Synovial chondromatosis by drdoc on-line

Synovial chondromatosis (also known as osteochondromatosis) is an uncommon condition characterized by cartilage formation within the synovium.
Primary synovial osteochondromatosis usually presents with monoarticular pain and swelling, as well as limitation of motion.

Locking of the joint will be present in some cases, but is relatively uncommon.
Synovial osteochondromatosis can occur in any synovial tissue, including bursae and tendon sheaths, but it is by far most usual within joint cavities.

The knee is the most commonly affected joint, in more than 50% of cases, followed by the hip and elbow.

On arthrotomy or arthroscopy, the soft tissues of the joints are markedly thickened and the joint cavity is filled with a large number of small, very irregular, cartilaginous nodules. It is characteristic to find some secondary osteoarthritic changes on the side of the joint surface and this is most common in long-standing cases, particularly in weight-bearing joints.

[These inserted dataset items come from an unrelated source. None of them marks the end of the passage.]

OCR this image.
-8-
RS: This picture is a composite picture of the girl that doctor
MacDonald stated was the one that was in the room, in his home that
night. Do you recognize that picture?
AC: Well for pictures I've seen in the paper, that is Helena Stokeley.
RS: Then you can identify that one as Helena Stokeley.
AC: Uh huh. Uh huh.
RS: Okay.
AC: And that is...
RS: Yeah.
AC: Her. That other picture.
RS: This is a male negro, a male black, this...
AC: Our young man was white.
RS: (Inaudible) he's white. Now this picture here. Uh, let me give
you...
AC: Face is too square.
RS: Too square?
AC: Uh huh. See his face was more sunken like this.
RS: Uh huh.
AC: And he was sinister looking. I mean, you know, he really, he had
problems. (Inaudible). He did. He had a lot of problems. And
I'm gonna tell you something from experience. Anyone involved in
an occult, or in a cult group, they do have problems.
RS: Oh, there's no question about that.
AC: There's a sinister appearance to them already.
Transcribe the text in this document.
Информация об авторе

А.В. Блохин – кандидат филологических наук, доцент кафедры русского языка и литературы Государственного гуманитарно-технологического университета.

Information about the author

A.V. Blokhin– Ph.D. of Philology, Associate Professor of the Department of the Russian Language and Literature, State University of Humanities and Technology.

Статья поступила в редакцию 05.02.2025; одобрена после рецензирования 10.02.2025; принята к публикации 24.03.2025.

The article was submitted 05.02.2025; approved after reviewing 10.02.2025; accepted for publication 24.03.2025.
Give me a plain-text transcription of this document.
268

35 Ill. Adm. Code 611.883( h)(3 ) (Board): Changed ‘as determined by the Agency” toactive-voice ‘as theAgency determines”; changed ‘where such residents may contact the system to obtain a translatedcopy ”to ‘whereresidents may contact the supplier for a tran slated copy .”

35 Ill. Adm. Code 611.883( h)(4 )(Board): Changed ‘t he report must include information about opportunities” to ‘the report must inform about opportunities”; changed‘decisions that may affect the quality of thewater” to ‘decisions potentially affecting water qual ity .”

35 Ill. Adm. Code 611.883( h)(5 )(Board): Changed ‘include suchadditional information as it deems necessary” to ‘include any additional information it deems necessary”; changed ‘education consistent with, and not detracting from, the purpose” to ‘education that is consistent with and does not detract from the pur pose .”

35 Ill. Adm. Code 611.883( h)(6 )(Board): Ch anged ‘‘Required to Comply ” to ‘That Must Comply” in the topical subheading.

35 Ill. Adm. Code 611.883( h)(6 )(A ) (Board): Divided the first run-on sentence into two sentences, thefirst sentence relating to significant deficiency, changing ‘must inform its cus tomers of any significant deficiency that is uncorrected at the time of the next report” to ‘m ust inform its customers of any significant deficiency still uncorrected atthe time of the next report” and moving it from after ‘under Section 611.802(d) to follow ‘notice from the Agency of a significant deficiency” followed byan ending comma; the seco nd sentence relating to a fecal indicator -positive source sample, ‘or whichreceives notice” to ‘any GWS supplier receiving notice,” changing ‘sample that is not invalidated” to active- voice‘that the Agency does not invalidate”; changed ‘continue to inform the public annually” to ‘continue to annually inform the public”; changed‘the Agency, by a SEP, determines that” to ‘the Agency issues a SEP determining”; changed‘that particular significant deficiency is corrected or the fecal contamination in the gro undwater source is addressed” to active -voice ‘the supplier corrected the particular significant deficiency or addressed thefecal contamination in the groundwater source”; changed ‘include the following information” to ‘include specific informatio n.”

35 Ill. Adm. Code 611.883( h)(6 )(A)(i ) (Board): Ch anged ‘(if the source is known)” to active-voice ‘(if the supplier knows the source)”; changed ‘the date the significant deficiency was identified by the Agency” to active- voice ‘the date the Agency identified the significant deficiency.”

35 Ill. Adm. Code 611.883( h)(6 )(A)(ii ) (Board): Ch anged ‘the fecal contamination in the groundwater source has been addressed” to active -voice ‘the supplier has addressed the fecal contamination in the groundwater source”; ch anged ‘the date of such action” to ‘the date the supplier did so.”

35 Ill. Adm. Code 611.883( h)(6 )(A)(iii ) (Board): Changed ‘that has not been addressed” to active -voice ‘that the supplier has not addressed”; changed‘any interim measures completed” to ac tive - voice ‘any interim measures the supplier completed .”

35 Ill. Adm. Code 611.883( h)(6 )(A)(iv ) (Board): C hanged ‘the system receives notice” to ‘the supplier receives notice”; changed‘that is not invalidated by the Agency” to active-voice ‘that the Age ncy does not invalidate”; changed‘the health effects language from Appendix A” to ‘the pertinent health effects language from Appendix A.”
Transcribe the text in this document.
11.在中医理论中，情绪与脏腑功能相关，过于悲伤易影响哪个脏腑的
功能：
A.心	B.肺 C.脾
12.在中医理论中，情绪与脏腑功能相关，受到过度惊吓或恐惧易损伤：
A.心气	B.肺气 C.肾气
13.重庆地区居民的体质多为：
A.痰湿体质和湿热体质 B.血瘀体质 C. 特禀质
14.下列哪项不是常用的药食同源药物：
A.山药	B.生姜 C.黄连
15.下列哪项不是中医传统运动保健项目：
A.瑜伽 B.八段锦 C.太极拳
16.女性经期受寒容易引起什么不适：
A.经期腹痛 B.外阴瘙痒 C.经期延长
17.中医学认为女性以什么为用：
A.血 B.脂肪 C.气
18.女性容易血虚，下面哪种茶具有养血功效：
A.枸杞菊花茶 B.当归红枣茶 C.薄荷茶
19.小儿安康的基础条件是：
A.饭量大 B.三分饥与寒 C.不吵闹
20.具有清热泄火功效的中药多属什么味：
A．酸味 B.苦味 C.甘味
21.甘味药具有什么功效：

The differential diagnosis includes
Rheumatoid arthritis.
Osteochondral fractures.
Tumoral calcinosis.
Calcium pyrophosphate disease.

The three stages of synovial osteochondromatosis

Stage I – intrasynovial bodies.

Stage II – cartilaginous bodies partially attached to the synovium.

Stage III – loose bodies floating within the joint space. In most cases, all three stages coexist.

The treatment of synovial osteochondromatosis is controversial.

Some authors advocate observation while others postulate that the disease will progress to osteoarthritis and should be aggressively treated with removal of the loose bodies and complete synovectomy. This is the accepted procedure.

The question of whether a patient will need a knee replacement depends on the damage to the natural cartilage - i.e. - the degree of osteoarthritis in the knee.

I would frequently suggest an arthroscopy examination - removal of the cartilage loose fragments and a synovectomy. I would then put in a cortisone injection and take the patient off weight bearing exercises for at least 6-8 wks and review.